Ils partagent une valeur : le courage. Ensemble, ils surmontent les obstacles. En collaboration avec sa fille, Magdalena, Reinhold Messner dirige 6 musées au Sud-Tyrol.

Mais qui est-il vraiment ?

J’ai rendez-vous avec Reinhold Messner au camp de base. Pas dans l’Himalaya ni en Patagonie. Mais au camp de base qu’il s’est lui-même établi, depuis 2006 : au château Schloss Sigmundskron -surnommé Firmian (Firmiano) - près de Bolzano/Bozen. C’est là, selon lui, que tout converge, là que se met en branle ce qu’il appelle la « machine créative » et là qu’il administre les six musées. Comme souvent, Reinhold Messner porte une chemise noire. Et une chaîne autour du cou, avec une véritable perle Dzi qu’il a achetée au Tibet en 1980. « C’est une perle qu’il faut porter toute sa vie. Le jour où elle se casse, son propriétaire meurt. »

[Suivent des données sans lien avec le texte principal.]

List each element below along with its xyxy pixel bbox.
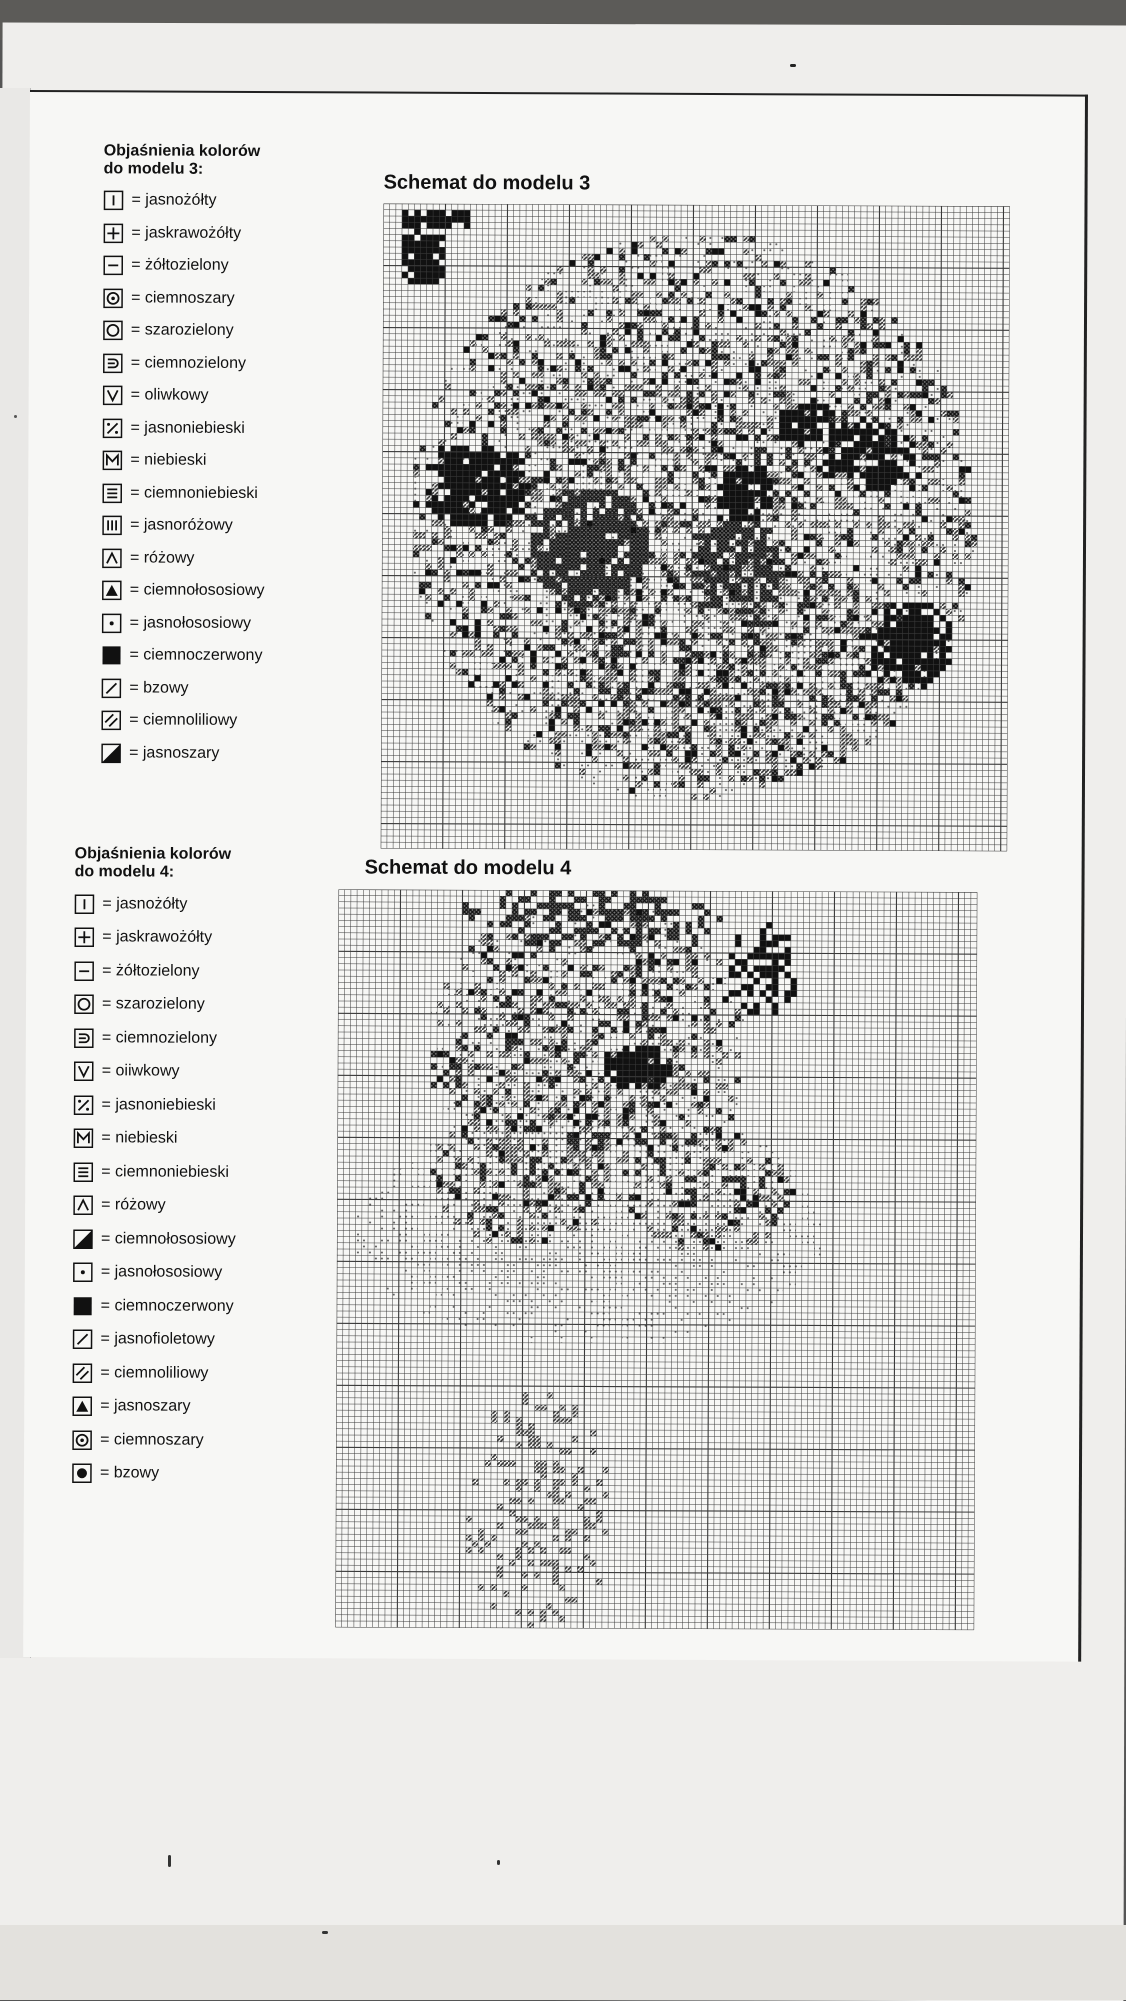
legend-item-label: = oiiwkowy [102, 1063, 180, 1081]
legend-item-label: = ciemnozielony [131, 354, 246, 373]
legend-item-label: = jaskrawożółty [102, 929, 212, 947]
double-slash-icon [101, 711, 121, 731]
filled-triangle-icon [72, 1396, 92, 1416]
legend-item [73, 1088, 236, 1122]
legend-item-label: = ciemnoliliowy [129, 712, 237, 730]
caret-icon [73, 1195, 93, 1215]
legend-item [101, 639, 264, 672]
legend-item-label: = bzowy [100, 1465, 159, 1483]
legend-item [103, 282, 266, 315]
letter-v-icon [103, 386, 123, 406]
legend-item [74, 1021, 237, 1055]
circle-icon [103, 321, 123, 341]
legend-item-label: = żółtozielony [102, 962, 199, 980]
legend-item-label: = ciemnoszary [131, 289, 235, 307]
superset-icon [74, 1028, 94, 1048]
center-dot-icon [102, 613, 122, 633]
dotted-circle-icon [103, 288, 123, 308]
legend-item [73, 1155, 236, 1189]
legend-item-label: = ciemnoniebieski [130, 484, 258, 503]
legend-item-label: = ciemnoczerwony [129, 647, 262, 666]
triple-bar-icon [73, 1162, 93, 1182]
legend-item-label: = jasnołososiowy [130, 614, 251, 633]
legend-title-line-1: Objaśnienia kolorów [75, 845, 238, 864]
vertical-bars-icon [102, 516, 122, 536]
superset-icon [103, 353, 123, 373]
legend-item-label: = jasnoniebieski [102, 1096, 216, 1114]
legend-item [72, 1423, 235, 1457]
cross-stitch-chart-model-4 [335, 889, 981, 1632]
paper-speck [14, 415, 17, 418]
double-slash-icon [72, 1363, 92, 1383]
legend-item-label: = jasnoróżowy [130, 517, 233, 535]
legend-item [102, 607, 265, 640]
paper-speck [168, 1855, 171, 1867]
legend-item [74, 988, 237, 1022]
pattern-page [23, 90, 1088, 1662]
percent-icon [102, 418, 122, 438]
legend-item [102, 509, 265, 542]
half-filled-square-icon [73, 1229, 93, 1249]
legend-item-label: = jasnożółty [102, 895, 187, 913]
filled-square-icon [101, 646, 121, 666]
minus-icon [74, 961, 94, 981]
letter-v-icon [74, 1061, 94, 1081]
legend-item [72, 1323, 235, 1357]
legend-item [74, 887, 237, 921]
plus-icon [74, 927, 94, 947]
legend-item-label: = szarozielony [131, 322, 234, 340]
legend-item [103, 249, 266, 282]
legend-item [103, 314, 266, 347]
paper-speck [322, 1931, 328, 1934]
legend-item [74, 921, 237, 955]
legend-item-label: = niebieski [130, 452, 206, 470]
letter-i-icon [103, 191, 123, 211]
legend-item [73, 1222, 236, 1256]
legend-item [103, 379, 266, 412]
caret-icon [102, 548, 122, 568]
paper-speck [790, 64, 796, 67]
half-filled-square-icon [101, 743, 121, 763]
percent-icon [74, 1095, 94, 1115]
filled-triangle-icon [102, 581, 122, 601]
legend-item [102, 477, 265, 510]
legend-item-label: = niebieski [101, 1130, 177, 1148]
legend-item-label: = różowy [130, 549, 195, 567]
legend-model-3-title [104, 142, 267, 179]
legend-item [103, 217, 266, 250]
legend-item [101, 704, 264, 737]
legend-item [72, 1356, 235, 1390]
legend-item-label: = jasnoszary [100, 1398, 190, 1416]
legend-item [73, 1189, 236, 1223]
legend-item-label: = jaskrawożółty [131, 224, 241, 242]
filled-circle-icon [72, 1463, 92, 1483]
legend-model-4-items [72, 887, 237, 1491]
legend-item-label: = ciemnołososiowy [101, 1230, 236, 1249]
legend-item-label: = ciemnoszary [100, 1431, 204, 1449]
legend-item-label: = ciemnoczerwony [101, 1297, 234, 1316]
paper-speck [497, 1860, 500, 1865]
letter-i-icon [74, 894, 94, 914]
legend-title-line-1: Objaśnienia kolorów [104, 142, 267, 161]
circle-icon [74, 994, 94, 1014]
legend-item-label: = ciemnoniebieski [101, 1163, 229, 1182]
legend-item [102, 412, 265, 445]
legend-item [74, 954, 237, 988]
legend-item [73, 1256, 236, 1290]
legend-model-3-items [101, 184, 266, 770]
legend-item [72, 1457, 235, 1491]
paper-bottom-edge [0, 1925, 1126, 2000]
legend-item [102, 542, 265, 575]
legend-item [103, 184, 266, 217]
legend-item-label: = oliwkowy [131, 387, 209, 405]
cross-stitch-chart-model-3 [381, 204, 1016, 857]
legend-item-label: = ciemnozielony [102, 1029, 217, 1048]
legend-item [102, 574, 265, 607]
legend-item [102, 444, 265, 477]
legend-item [74, 1055, 237, 1089]
plus-icon [103, 223, 123, 243]
filled-square-icon [73, 1296, 93, 1316]
legend-item [101, 737, 264, 770]
legend-model-4-title [75, 845, 238, 882]
schemat-4-title: Schemat do modelu 4 [365, 856, 572, 880]
legend-item-label: = jasnoniebieski [130, 419, 244, 437]
legend-item [72, 1390, 235, 1424]
legend-item-label: = różowy [101, 1197, 166, 1215]
slash-icon [73, 1329, 93, 1349]
legend-item-label: = jasnofioletowy [101, 1331, 215, 1349]
dotted-circle-icon [72, 1430, 92, 1450]
legend-item [73, 1289, 236, 1323]
legend-item-label: = jasnołososiowy [101, 1264, 222, 1283]
triple-bar-icon [102, 483, 122, 503]
legend-item-label: = ciemnołososiowy [130, 582, 265, 601]
minus-icon [103, 256, 123, 276]
legend-item-label: = jasnoszary [129, 744, 219, 762]
legend-item-label: = bzowy [129, 679, 188, 697]
legend-title-line-2: do modelu 4: [75, 863, 238, 882]
legend-model-3 [101, 142, 266, 770]
legend-item-label: = szarozielony [102, 996, 205, 1014]
legend-item [103, 347, 266, 380]
center-dot-icon [73, 1262, 93, 1282]
legend-item [73, 1122, 236, 1156]
schemat-3-title: Schemat do modelu 3 [384, 172, 591, 196]
letter-m-icon [102, 451, 122, 471]
legend-item-label: = jasnożółty [131, 192, 216, 210]
legend-item [101, 672, 264, 705]
letter-m-icon [73, 1128, 93, 1148]
slash-icon [101, 678, 121, 698]
legend-item-label: = ciemnoliliowy [100, 1364, 208, 1382]
legend-model-4 [72, 845, 238, 1491]
legend-item-label: = żółtozielony [131, 257, 228, 275]
legend-title-line-2: do modelu 3: [104, 160, 267, 179]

Il est né en 1944. Je lui serre la main, cette main qui a escaladé tous les sommets de plus de 8 000 mètres du monde. Je pense aux rochers qu’il a dû franchir, aux déserts et aux paysages désolés qu’il a dû traverser. Pourtant, ce ne sont pas ses excursions et ses sommets que je compte aborder avec lui aujourd’hui. J’aimerais découvrir une tout autre facette de sa personnalité. Peut-être son côté le plus authentique. 

Être autosuffisant a toujours été essentiel à mes yeux

Il est mince, pas très grand. Mais dès qu’il commence à parler, il occupe tout l’espace. Il semble grandi. C’est ce qui me frappe immédiatement.

M. Messner, il y a 30 ans déjà, en 1983, vous avez acquis le château Schloss Juval. Cherchiez-vous, en l’achetant, à être indépendant ? À vivre en toute autonomie ?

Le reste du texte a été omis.